Figure 1: Metabolic Syndrome Diagnosis Prevalence
Figure 1: Metabolic Syndrome Diagnosis Prevalence

This all suggests that consistent exposure to low SES from childhood into adulthood is associated with the highest likelihood of adult MetS, and that upward mobility may offset the risk of MetS diagnosis. The effects of downward mobility, on the other hand, appeared insignificant. Overall, the results indicated greater metabolic risk among participants from disadvantaged backgrounds. On average, participants with low childhood SES had 1.83 greater odds of meeting the IDF criteria for MetS diagnosis compared with those with high early-life SES. This means that children who grow up in poverty are almost twice as likely to suffer MetS as adults than those who do not.

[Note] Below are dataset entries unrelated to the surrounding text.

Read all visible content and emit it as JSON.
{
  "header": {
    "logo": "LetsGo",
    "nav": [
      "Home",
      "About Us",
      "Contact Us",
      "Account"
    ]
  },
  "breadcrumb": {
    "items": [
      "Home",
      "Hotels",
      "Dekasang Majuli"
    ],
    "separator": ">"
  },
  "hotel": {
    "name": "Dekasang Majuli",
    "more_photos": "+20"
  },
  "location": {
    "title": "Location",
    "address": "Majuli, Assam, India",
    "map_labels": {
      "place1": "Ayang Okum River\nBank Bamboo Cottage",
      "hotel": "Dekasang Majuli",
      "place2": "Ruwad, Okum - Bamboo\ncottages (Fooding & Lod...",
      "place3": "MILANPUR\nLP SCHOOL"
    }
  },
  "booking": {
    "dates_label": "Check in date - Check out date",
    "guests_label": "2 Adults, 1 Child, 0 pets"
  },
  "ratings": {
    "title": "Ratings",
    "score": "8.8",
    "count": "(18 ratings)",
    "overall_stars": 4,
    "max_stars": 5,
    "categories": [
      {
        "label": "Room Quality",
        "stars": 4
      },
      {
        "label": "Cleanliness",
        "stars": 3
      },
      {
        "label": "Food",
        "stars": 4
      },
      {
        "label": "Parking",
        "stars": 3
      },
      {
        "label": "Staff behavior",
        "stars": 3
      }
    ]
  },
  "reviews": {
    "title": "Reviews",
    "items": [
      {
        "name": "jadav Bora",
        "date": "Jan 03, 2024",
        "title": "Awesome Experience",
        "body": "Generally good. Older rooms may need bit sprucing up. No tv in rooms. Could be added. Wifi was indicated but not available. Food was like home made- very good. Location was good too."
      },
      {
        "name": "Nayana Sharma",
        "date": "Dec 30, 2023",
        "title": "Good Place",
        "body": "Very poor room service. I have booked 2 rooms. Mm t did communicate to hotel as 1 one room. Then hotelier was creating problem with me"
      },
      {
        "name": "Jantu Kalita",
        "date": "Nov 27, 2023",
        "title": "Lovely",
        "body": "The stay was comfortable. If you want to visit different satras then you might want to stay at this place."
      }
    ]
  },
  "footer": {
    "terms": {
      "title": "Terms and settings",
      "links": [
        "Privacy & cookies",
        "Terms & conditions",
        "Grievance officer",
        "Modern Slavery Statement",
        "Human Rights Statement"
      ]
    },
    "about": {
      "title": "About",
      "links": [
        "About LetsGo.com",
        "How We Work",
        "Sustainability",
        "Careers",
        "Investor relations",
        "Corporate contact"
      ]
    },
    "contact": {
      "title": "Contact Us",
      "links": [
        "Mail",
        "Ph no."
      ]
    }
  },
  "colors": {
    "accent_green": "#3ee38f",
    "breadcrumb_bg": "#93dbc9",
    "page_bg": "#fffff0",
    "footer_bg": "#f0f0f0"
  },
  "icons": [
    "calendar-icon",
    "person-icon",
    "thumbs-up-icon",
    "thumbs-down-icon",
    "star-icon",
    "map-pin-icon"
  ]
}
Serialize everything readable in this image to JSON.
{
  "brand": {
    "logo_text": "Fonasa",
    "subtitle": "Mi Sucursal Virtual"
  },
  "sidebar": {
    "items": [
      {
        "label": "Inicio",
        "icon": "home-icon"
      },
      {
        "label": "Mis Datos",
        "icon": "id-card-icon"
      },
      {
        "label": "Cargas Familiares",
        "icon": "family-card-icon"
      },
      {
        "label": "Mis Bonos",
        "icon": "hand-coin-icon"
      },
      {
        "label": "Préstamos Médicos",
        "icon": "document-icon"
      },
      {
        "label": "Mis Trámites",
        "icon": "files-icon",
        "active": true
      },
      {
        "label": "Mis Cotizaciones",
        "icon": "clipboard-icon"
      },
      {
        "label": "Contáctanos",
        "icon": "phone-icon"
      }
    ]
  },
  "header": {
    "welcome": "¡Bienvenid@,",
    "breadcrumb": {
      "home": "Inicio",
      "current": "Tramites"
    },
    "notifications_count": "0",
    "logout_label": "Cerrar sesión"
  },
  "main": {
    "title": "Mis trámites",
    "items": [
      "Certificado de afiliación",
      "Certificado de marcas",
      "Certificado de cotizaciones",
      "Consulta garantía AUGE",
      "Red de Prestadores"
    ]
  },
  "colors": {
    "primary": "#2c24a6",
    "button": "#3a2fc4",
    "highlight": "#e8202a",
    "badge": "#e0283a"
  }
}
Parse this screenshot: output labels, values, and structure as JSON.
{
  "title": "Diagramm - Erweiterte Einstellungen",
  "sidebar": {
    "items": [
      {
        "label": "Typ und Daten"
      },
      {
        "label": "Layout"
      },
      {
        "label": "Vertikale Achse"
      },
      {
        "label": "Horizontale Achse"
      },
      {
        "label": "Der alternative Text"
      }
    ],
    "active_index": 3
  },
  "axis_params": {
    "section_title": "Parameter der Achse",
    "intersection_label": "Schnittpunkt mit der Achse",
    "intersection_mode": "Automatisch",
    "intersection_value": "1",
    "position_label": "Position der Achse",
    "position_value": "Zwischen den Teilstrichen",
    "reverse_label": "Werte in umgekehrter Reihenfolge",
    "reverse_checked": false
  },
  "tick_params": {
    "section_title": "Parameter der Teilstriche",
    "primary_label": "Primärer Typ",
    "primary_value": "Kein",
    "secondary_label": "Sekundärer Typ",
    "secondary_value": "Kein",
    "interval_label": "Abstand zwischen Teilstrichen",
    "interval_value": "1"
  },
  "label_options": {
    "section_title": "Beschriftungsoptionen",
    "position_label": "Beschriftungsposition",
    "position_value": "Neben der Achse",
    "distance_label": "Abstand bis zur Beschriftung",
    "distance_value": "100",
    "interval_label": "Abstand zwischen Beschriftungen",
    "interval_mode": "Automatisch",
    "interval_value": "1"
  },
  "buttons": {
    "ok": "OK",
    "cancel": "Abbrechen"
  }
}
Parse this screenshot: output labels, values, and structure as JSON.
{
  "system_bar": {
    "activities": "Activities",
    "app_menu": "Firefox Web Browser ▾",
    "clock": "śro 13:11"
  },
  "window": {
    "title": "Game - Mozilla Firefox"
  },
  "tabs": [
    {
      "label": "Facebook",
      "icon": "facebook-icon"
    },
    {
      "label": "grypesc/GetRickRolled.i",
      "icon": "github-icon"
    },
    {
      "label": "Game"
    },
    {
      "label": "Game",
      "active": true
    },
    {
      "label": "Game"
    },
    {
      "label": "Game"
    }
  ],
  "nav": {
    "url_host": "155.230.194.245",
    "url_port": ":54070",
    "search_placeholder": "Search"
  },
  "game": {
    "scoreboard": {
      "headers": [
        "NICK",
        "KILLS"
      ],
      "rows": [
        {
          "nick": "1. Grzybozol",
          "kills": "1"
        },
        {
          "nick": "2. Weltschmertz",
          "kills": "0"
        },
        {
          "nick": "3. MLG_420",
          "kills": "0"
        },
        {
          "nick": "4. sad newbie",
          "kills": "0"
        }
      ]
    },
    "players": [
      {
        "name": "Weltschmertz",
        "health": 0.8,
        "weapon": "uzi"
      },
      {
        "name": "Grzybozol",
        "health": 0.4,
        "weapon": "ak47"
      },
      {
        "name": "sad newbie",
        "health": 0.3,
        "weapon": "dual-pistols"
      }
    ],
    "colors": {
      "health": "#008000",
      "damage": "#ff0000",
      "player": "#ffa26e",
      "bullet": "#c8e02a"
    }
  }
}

Intervene Early for Long-Term Improvements

Rates of MetS diagnoses have been rising around the world, and its consequences are serious. For example, the 83 percent higher likelihood of MetS diagnosis in those from low early-life SES backgrounds is comparable to the MetS risks associated with cigarette smoking in this sample, or with the risk associated with 16 years of aging.

Because MetS is particularly associated with low SES in early childhood, that may be an ideal period for targeting interventions to reduce the risk of MetS across the lifespan. Such interventions should seek to improve the socioeconomic conditions of low-status children in order to improve their long-term metabolic health.